In all the turmoil and uncertainty, why is Jordan such a close friend to the U.S.?

A Stable Ally

The United States has long considered Jordan to be a close friend and partner through both Republican and Democratic administrations, lauding the Hashemite Kingdom as a bastion of stability in arguably the most volatile region in the world. Jordan was largely free from the political unrest and upheaval that raged through the Middle East and North Africa during the Arab Spring a decade ago. Moreover, Jordan is a long-time key counterterrorism partner, globally supporting U.S. forces and security operations.

Jordan has also been a major partner in the U.S.-led coalition against the Islamic State and served as a “key overland conduit to Iraq” during the Iraq War. Jordan has absorbed over 1 million refugees who fled Syria during the decade-long civil war, according to Jordanian officials.

In the past, Jordan has sided with the Sunni Arab states against Iran. This proves significant to the United States as the Sunni Arab states and the United States have historically enjoyed close relations and each country views Iran as a primary adversary.

Since Jordan and the United States share close ties, recent events and any resulting instability in the Hashemite Kingdom could potentially impact the Biden administration’s approach to the larger Middle East.

Biden Wants Out

For one, Biden is “deprioritizing” the Middle East in favor of concentrating U.S. foreign policy more on the great power rivalries with China and Russia and the myriad domestic problems the U.S. is facing at home. Like the Obama and Trump administrations, despite failing to extricate the United States from the forever wars in Iraq and Afghanistan and other commitments which have dominated U.S. Middle East policy, Biden hoped to reduce U.S. focus on and commitments to the Middle East.

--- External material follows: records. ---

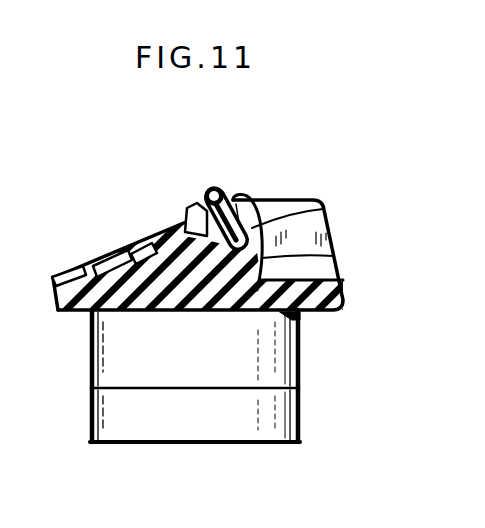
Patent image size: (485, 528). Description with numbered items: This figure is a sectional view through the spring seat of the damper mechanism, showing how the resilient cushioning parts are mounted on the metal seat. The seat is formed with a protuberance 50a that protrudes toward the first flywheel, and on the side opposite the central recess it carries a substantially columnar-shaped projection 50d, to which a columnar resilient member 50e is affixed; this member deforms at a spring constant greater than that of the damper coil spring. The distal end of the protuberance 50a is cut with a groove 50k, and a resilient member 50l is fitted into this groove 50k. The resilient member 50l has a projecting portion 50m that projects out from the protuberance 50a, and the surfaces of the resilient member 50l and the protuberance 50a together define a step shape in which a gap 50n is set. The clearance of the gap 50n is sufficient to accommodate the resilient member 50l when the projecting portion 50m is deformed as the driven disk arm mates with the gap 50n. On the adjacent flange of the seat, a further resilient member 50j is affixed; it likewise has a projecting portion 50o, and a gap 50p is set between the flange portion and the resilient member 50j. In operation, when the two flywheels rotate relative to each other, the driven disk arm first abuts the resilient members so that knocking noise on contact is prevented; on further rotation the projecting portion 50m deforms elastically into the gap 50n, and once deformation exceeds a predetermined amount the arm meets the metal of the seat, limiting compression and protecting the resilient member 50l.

The protuberance 50a is at (334, 256).
The projection 50d is at (300, 366).
The resilient member 50e is at (300, 410).
The resilient member 50j is at (128, 254).
The groove 50k is at (305, 312).
The resilient member 50l is at (323, 209).
The projecting portion 50m is at (214, 188).
The gap 50n is at (197, 212).
The projecting portion 50o is at (146, 252).
The gap 50p is at (91, 264).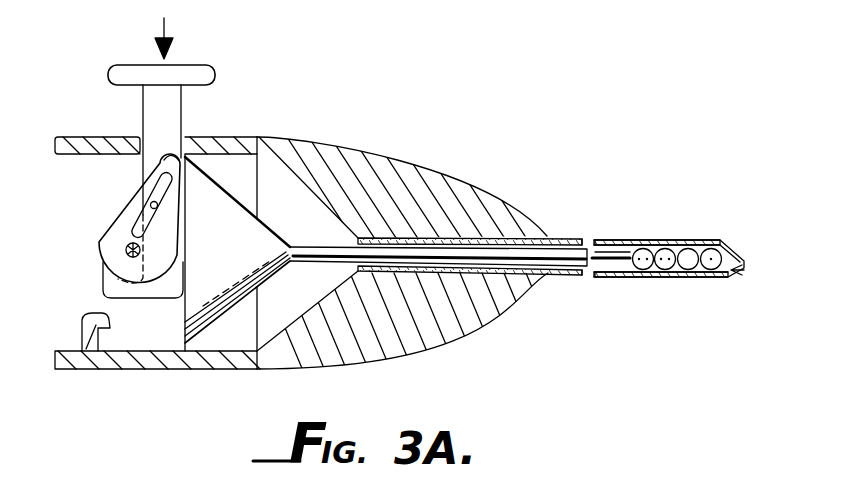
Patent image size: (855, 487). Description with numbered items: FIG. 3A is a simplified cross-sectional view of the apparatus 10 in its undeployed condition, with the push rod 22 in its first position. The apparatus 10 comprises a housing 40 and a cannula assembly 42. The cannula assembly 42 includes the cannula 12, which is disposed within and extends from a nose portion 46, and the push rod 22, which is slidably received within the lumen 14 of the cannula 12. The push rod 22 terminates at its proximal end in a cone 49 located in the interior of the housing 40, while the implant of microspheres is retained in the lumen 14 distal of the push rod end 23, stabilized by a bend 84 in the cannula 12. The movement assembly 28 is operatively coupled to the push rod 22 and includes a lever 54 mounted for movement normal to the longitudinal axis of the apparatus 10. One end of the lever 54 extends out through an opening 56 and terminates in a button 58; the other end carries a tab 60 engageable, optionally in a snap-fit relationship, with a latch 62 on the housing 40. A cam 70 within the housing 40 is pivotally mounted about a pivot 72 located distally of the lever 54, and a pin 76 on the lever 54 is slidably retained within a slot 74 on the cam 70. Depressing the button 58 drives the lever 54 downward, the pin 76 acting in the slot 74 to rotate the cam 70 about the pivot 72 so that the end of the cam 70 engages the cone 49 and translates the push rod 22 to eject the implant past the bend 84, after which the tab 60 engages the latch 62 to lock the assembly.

The apparatus 10 is at (424, 215).
The cannula 12 is at (664, 277).
The lumen 14 is at (735, 278).
The push rod 22 is at (238, 208).
The push rod end 23 is at (600, 278).
The movement assembly 28 is at (220, 132).
The housing 40 is at (267, 372).
The cannula assembly 42 is at (311, 130).
The nose portion 46 is at (497, 196).
The cone 49 is at (183, 312).
The lever 54 is at (188, 105).
The opening 56 is at (137, 147).
The button 58 is at (123, 66).
The tab 60 is at (100, 281).
The latch 62 is at (90, 313).
The cam 70 is at (124, 214).
The pivot 72 is at (127, 247).
The slot 74 is at (166, 156).
The pin 76 is at (156, 190).
The bend 84 is at (743, 270).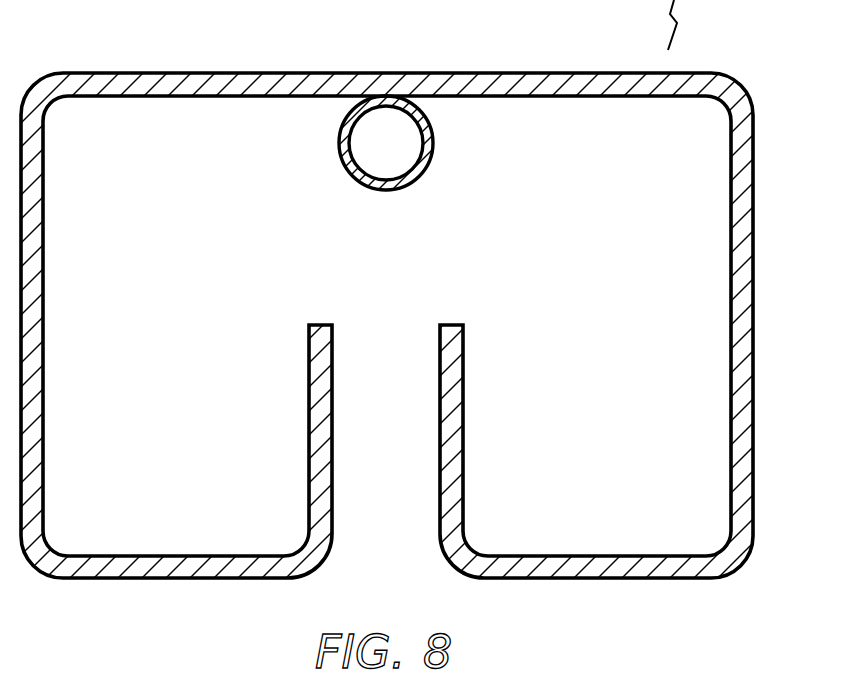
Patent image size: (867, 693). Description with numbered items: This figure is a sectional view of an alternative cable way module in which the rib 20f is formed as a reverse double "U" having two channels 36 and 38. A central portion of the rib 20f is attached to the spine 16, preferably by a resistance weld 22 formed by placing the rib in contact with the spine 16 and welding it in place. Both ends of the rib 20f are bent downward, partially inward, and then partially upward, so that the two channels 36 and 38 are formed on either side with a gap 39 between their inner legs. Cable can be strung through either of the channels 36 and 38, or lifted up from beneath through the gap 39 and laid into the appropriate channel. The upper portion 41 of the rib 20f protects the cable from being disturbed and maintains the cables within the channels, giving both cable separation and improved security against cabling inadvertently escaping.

The rib 20f is at (163, 72).
The upper portion 41 is at (282, 72).
The resistance weld 22 is at (430, 98).
The spine 16 is at (410, 184).
The channel 36 is at (175, 392).
The channel 38 is at (585, 390).
The gap 39 is at (388, 530).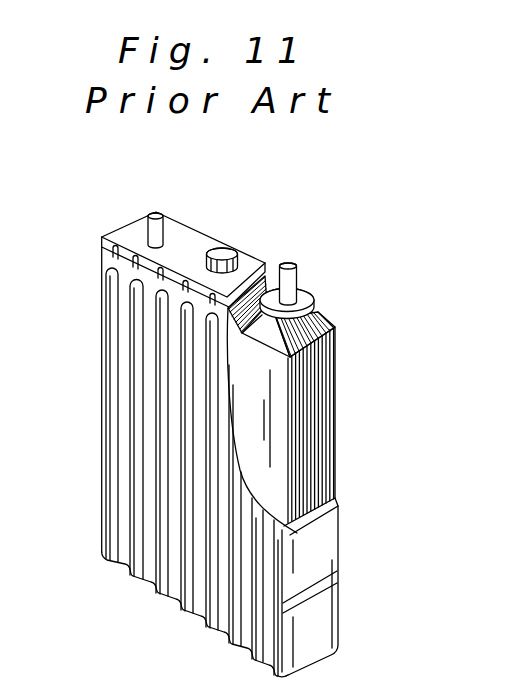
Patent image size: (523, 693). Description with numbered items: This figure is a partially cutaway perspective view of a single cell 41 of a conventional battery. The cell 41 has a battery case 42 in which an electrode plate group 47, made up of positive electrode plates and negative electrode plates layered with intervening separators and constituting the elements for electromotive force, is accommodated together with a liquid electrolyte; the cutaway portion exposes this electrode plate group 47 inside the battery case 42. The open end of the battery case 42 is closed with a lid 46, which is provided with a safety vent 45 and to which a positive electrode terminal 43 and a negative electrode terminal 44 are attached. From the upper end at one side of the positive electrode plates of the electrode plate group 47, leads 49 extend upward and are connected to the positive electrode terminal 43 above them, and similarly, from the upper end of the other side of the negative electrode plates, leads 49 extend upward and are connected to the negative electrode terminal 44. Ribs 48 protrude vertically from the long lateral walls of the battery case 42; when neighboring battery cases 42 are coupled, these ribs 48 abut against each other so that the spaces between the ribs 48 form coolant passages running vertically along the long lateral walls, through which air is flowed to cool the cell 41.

The cell 41 is at (102, 311).
The battery case 42 is at (323, 528).
The positive electrode terminal 43 is at (156, 214).
The negative electrode terminal 44 is at (288, 266).
The safety vent 45 is at (221, 251).
The lid 46 is at (183, 253).
The electrode plate group 47 is at (318, 375).
The ribs 48 is at (160, 453).
The leads 49 is at (275, 335).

To deprioritize the Middle East, the United States needs its key allies in the region onboard. When asked about the United States’ closest allies and friends in the Middle East, most analysts talk about Israel, Saudi Arabia, Egypt, and, increasingly less, Turkey. This list should always include Jordan.

Since Jordan is considered by the United States and the West to be one of the consistently stable countries in the region, the U.S. has been able to take this fact for granted. However, the royal shakeup in Jordan could impact the region’s stability. Beyond that, instability resulting from King Abdullah’s latest skirmish with his half-brother could hinder Biden’s plans to downgrade the Middle East’s centrality in U.S. foreign policy.   

The Two-State Solution

The Biden administration has indicated they wish to “re-establish the goal of a negotiated two-state solution as a priority in U.S. policy on the Israeli-Palestinian conflict.” The two-state solution has long remained the only viable solution to this conflict and calls for granting the Palestinians an independent state alongside Israel. This arduous and tedious project, which has thwarted many presidents, will not be possible unless Jordan is involved.

Jordan is a critical player in the United States’ pursuit of a two-state solution. Firstly, Jordan was one of the first Arab states to sign a peace treaty with Israel in 1994, and has maintained relatively friendly relations ever since. Conversely, Jordan is also a “key interlocutor with Palestinians.” Today, Jordan is home to millions of Palestinians who fled to the Hashemite Kingdom after the Arab-Israeli wars of 1948 and 1967.

As the New York Times recently noted, Jordan “is important to any future peace deal between Israel and the Palestinians.” If Jordan were to succumb to chaos and instability, whether due to the recent flare up or another set of events, the prospects of a two-state solution between the Israelis and Palestinians would seem even more remote than they already are.

Conclusion

The recent tussle within the Jordanian royal family seems to have mostly subsided. However, this series of events is a good reminder to the United States just how much a relatively stable country in an otherwise volatile region can easily upset the fragile balance. This is especially true as the Biden administration has plans to focus less on the Middle East and perhaps find a solution to the very complex Israeli-Palestinian conflict.